Valen's mouth twitched—half a smile, half a wound. "You will need more captains."
"I will need better captains," Shawn said. "We'll make them."
3rd POV — Skirmish at Dock Arm Theta
The knife came sooner than expected.
Dock Arm Theta lit with hostile beacons just as the first body bags were sealed. A strike schooner under Imperial colors tried to nose into the berth with transponders that didn't match its heat. When the vox hailed, the voice used the right passwords with the wrong breath.
"Cut the line," Shawn said.
The schooner's bays opened—assassins in matte plates, quiet and fast. They went for the Null Arrays first.
"Twin Seal!" Vulkar's command snapped. Hardening at impact; Aegis threaded. The first volley kissed glass and died.
Shawn took the left flank himself. Mirror Break pulsed—illusions greyed out. The real knife came low; Shardguard caught it, Wedge split it, Pulse Plate caught the follow-up, then vanished. Basur hit a man so hard his plate forgot to be armor for a heartbeat. Tahak folded another with a palm to the neck on count.
Valen toggled the dampener twice and set a Conqueror's pressure along the catwalk. Half the assassins froze without knowing why. The other half learned how Grey Knights teach mercy—by ending fights fast.
"Boarding repulsed," Solan reported. "Colors falsified. Trace leads to… a clerk's ledger on Terra."
"Of course it does," Valen said dryly.
Shawn just breathed out once. "Write it down. We don't forget debts."
3rd POV — Elsewhere
In the Eye, something that wore a hundred mouths smiled with none. Make him choose between speed and souls, it thought, or didn't think, or was. Make his name heavy. Make him carry it.
On Terra, a man with soft hands signed a paper he did not understand and slept badly.
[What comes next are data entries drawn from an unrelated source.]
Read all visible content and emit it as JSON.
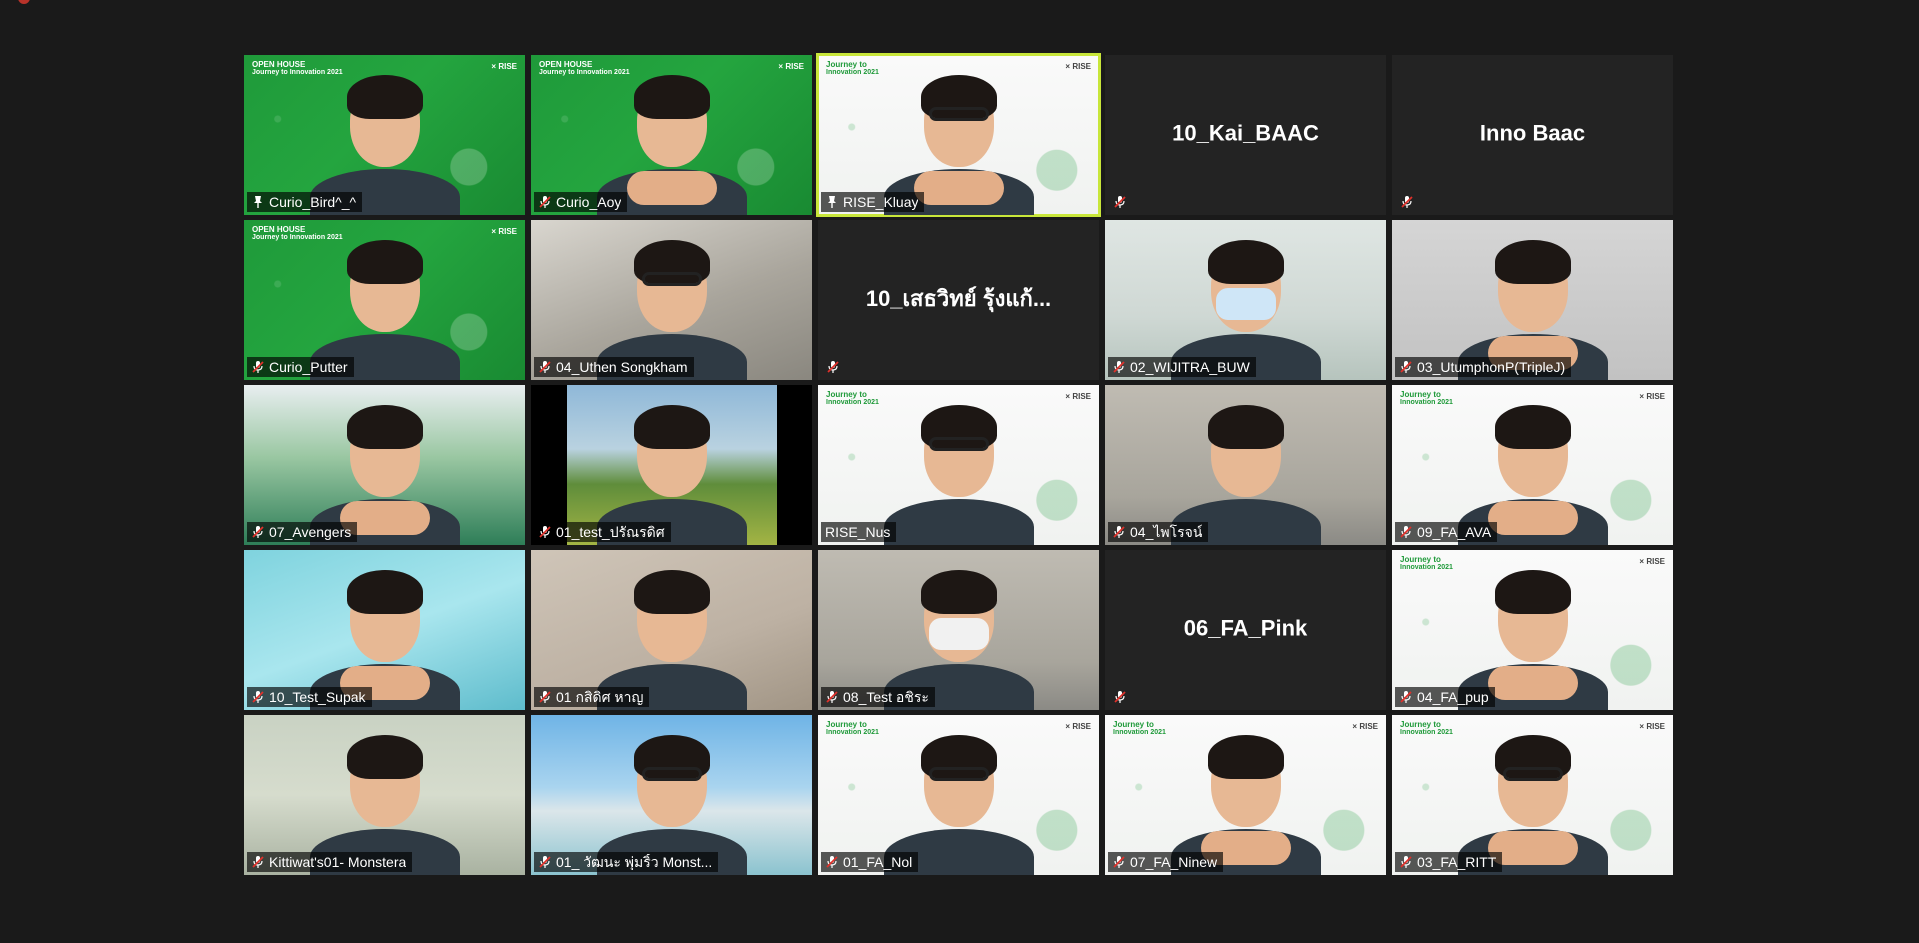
{
  "window": {
    "recording_indicator": "recording-dot"
  },
  "banner": {
    "green_line1": "OPEN HOUSE",
    "green_line2": "Journey to Innovation 2021",
    "white_line1": "Journey to",
    "white_line2": "Innovation 2021",
    "logos": "× RISE"
  },
  "participants": [
    {
      "name": "Curio_Bird^_^",
      "status_icon": "pin-icon",
      "bg": "green"
    },
    {
      "name": "Curio_Aoy",
      "status_icon": "mic-off-icon",
      "bg": "green"
    },
    {
      "name": "RISE_Kluay",
      "status_icon": "pin-icon",
      "bg": "white",
      "active_speaker": true
    },
    {
      "name": "10_Kai_BAAC",
      "status_icon": "mic-off-icon",
      "bg": "none",
      "video_off": true
    },
    {
      "name": "Inno Baac",
      "status_icon": "mic-off-icon",
      "bg": "none",
      "video_off": true
    },
    {
      "name": "Curio_Putter",
      "status_icon": "mic-off-icon",
      "bg": "green"
    },
    {
      "name": "04_Uthen Songkham",
      "status_icon": "mic-off-icon",
      "bg": "office"
    },
    {
      "name": "10_เสธวิทย์ รุ้งแก้...",
      "status_icon": "mic-off-icon",
      "bg": "none",
      "video_off": true
    },
    {
      "name": "02_WIJITRA_BUW",
      "status_icon": "mic-off-icon",
      "bg": "room"
    },
    {
      "name": "03_UtumphonP(TripleJ)",
      "status_icon": "mic-off-icon",
      "bg": "grey"
    },
    {
      "name": "07_Avengers",
      "status_icon": "mic-off-icon",
      "bg": "meeting"
    },
    {
      "name": "01_test_ปรัณรดิศ",
      "status_icon": "mic-off-icon",
      "bg": "field"
    },
    {
      "name": "RISE_Nus",
      "status_icon": "",
      "bg": "white"
    },
    {
      "name": "04_ไพโรจน์",
      "status_icon": "mic-off-icon",
      "bg": "warm"
    },
    {
      "name": "09_FA_AVA",
      "status_icon": "mic-off-icon",
      "bg": "white"
    },
    {
      "name": "10_Test_Supak",
      "status_icon": "mic-off-icon",
      "bg": "teal"
    },
    {
      "name": "01 กสิดิศ หาญ",
      "status_icon": "mic-off-icon",
      "bg": "beige"
    },
    {
      "name": "08_Test อชิระ",
      "status_icon": "mic-off-icon",
      "bg": "warm"
    },
    {
      "name": "06_FA_Pink",
      "status_icon": "mic-off-icon",
      "bg": "none",
      "video_off": true
    },
    {
      "name": "04_FA_pup",
      "status_icon": "mic-off-icon",
      "bg": "white"
    },
    {
      "name": "Kittiwat's01- Monstera",
      "status_icon": "mic-off-icon",
      "bg": "kitchen"
    },
    {
      "name": "01_ วัฒนะ พุ่มริ้ว Monst...",
      "status_icon": "mic-off-icon",
      "bg": "beach"
    },
    {
      "name": "01_FA_Nol",
      "status_icon": "mic-off-icon",
      "bg": "white"
    },
    {
      "name": "07_FA_Ninew",
      "status_icon": "mic-off-icon",
      "bg": "white"
    },
    {
      "name": "03_FA_RITT",
      "status_icon": "mic-off-icon",
      "bg": "white"
    }
  ]
}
On the Purging Flame, men with scarred hands cleaned weapons, and a boy with a new mark on his arm slept like the dead until the next beat began.
Shawn POV — Observation Deck
Stars looked like nails driven into black wood. I let myself stand still for one minute.
We held Ossa. The calls for help will reach us now. That means the work doubles. Good. That's what I wanted.
"Plot three worlds," I told Valen over my shoulder. "One we save. One we hurt. One we take."
"And Terra?" he asked.
"Terra waits," I said. "But it hears me."
I flexed my hands. The ache in my forearms was the bill for clean work. I paid it. I would keep paying until the throne was honest.
"Set the board," I said. "Beat starts at dawn."